When I was five, I became the youngest person in my town to ever have had my own library card. I’d been reading for a full year, and went through books so quickly that MamaRubi’s quota was being fully used up by my need for a regular fix. We lived close enough to the library to walk on nice days, and we went twice a week. Walking home, I’d hug my pile of books and inhale that wonderful smell. I still love it.

Once I started earning my own money in high school, I began buying books, and went to the library less often, though I liked to study there — or, mejor dicho, pretend to study there while I flirted with a boy from the soccer team. During my college years in Boston, I discovered the joys of used book stores (oh, the late, much lamented Avenue Victor Hugo on Newbury Street!) and added to my collection with wanton book lust.

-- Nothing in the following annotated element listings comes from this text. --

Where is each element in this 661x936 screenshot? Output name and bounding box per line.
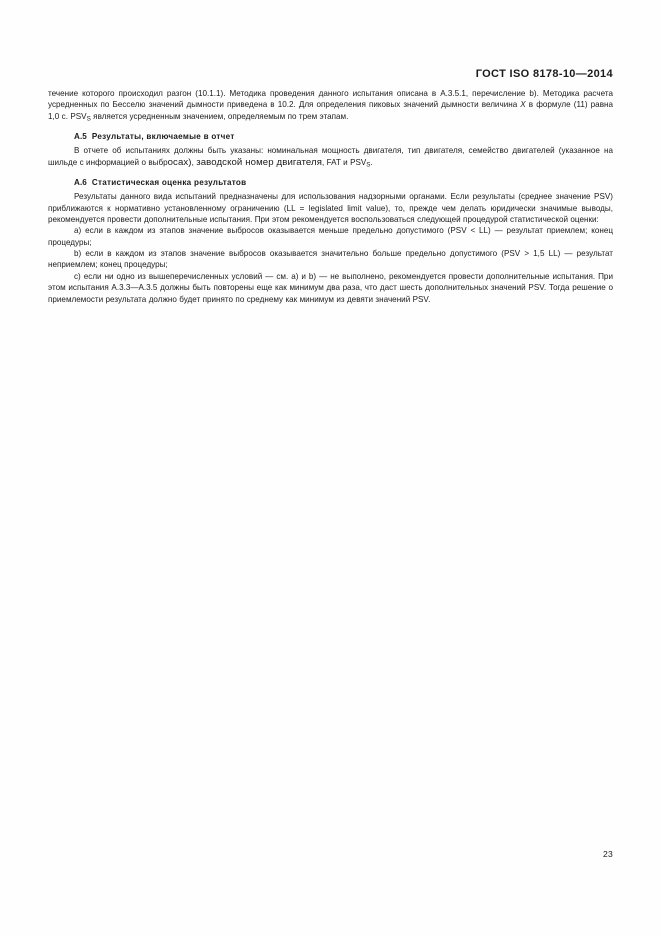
- clause-a5-paragraph-part4: .: [370, 157, 373, 167]
- clause-a5-title: Результаты, включаемые в отчет: [91, 131, 235, 141]
- list-item: [48, 271, 613, 305]
- clause-a6-number: А.6: [74, 177, 87, 187]
- clause-a6-title: Статистическая оценка результатов: [91, 177, 247, 187]
- list-item-text: если в каждом из этапов значение выбросов оказывается значительно больше предельно допустимого (PSV > 1,5 LL) — результат неприемлем; конец процедуры;: [48, 249, 613, 270]
- clause-a5-paragraph: [48, 145, 613, 168]
- page-header: [48, 64, 613, 78]
- list-item-marker: a): [74, 226, 82, 236]
- list-item-marker: b): [74, 249, 82, 259]
- clause-a5-paragraph-part1: В отчете об испытаниях должны быть указаны: номинальная мощность двигателя, тип двигателя, семейство двигателей (указанное на шильде с информацией о выбр: [48, 146, 613, 167]
- scan-artifact-text-1: осах): [167, 156, 192, 168]
- clause-a6-intro-paragraph: Результаты данного вида испытаний предназначены для использования надзорными органами. Если результаты (среднее значение PSV) приближаются к нормативно установленному ограничению (LL = legislated limit value), то, прежде чем делать юридически значимые выводы, рекомендуется провести дополнительные испытания. При этом рекомендуется воспользоваться следующей процедурой статистической оценки:: [48, 192, 613, 225]
- page-number: [48, 849, 613, 859]
- psv-subscript: S: [86, 115, 91, 123]
- scan-artifact-text-2: заводской номер двигателя: [196, 156, 323, 168]
- list-item-text: если в каждом из этапов значение выбросов оказывается меньше предельно допустимого (PSV < LL) — результат приемлем; конец процедуры;: [48, 226, 613, 247]
- standard-identifier: ГОСТ ISO 8178-10—2014: [475, 68, 613, 80]
- clause-a5-paragraph-part2: ,: [191, 157, 197, 167]
- list-item-marker: c): [74, 271, 81, 281]
- spacer: [48, 168, 613, 177]
- continued-paragraph: [48, 88, 613, 122]
- list-item: [48, 248, 613, 271]
- continued-paragraph-part3: является усредненным значением, определяемым по трем этапам.: [90, 111, 349, 121]
- page-number-value: 23: [603, 849, 613, 859]
- clause-a5-number: А.5: [74, 131, 87, 141]
- list-item: [48, 225, 613, 248]
- continued-paragraph-part1: течение которого происходил разгон (10.1.1). Методика проведения данного испытания описана в А.3.5.1, перечисление b). Методика расчета усредненных по Бесселю значений дымности приведена в 10.2. Для определения пиковых значений дымности величина: [48, 89, 613, 110]
- continued-paragraph-part2: в формуле (11) равна 1,0 с. PSV: [48, 100, 613, 121]
- clause-heading-a5: [48, 131, 613, 142]
- list-item-text: если ни одно из вышеперечисленных условий — см. a) и b) — не выполнено, рекомендуется провести дополнительные испытания. При этом испытания А.3.3—А.3.5 должны быть повторены еще как минимум два раза, что даст шесть дополнительных значений PSV. Тогда решение о приемлемости результата должно будет принято по среднему как минимум из девяти значений PSV.: [48, 271, 613, 304]
- clause-heading-a6: [48, 177, 613, 188]
- text-column: [48, 88, 613, 305]
- variable-x-symbol: X: [520, 100, 526, 110]
- clause-a5-paragraph-part3: , FAT и PSV: [322, 157, 367, 167]
- spacer: [48, 122, 613, 131]
- psv-subscript: S: [366, 161, 371, 169]
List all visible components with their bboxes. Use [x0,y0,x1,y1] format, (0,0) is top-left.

But the wisdom of age and severely limited shelf space have brought me full circle. I try to adhere to a policy of only buying books that I need for my coaching business. Literature, I borrow.

Our state has a top-notch online interlibrary loan catalogue, which means I can keep the NY Times Book Review, the New York Review of Books, and other sources open in one window while I search for and request books on my local library’s home page on the other. When something I’ve ordered comes in, I get an email and go pick it up. Though I don’t have an ereader yet, I’m looking forward to being able to download ebooks, and I’m going to suspend my Audible account next month (I need a second credit to get a book I’ve wanted, and that’s it) after which point I’ll download audio books to listen to during the commute. The Netflix subscription is also getting the axe, and I’ll go back to taking DVDs out of the library, also via the online search. I tell you, it makes a geeky book-loving film buff vibrate with joy.

I also love that the nearest physical library to me is such a humming, hopping place. It doesn’t matter what time of day I visit — there are always people working away in the carrels, surfing the intertubes in the computer room, reading — maybe napping just a little — in the seriously comfy chairs, doing their homework on the huge blonde oak tables, and whooping it up (quietly, natch) in the children’s section. I often see a young man there with his developmentally disabled brother, picking out a movie for their Friday night together. In the cold weather, folks who would otherwise be on the street have a place of warmth, peace, and quiet — and because they are generally respectful, they are welcomed. It’s a perfect example of a community resource that is used by every sect and strata of the community it serves. It’s my kind of joint.

And the books smell just as intoxiating as they did when I was five.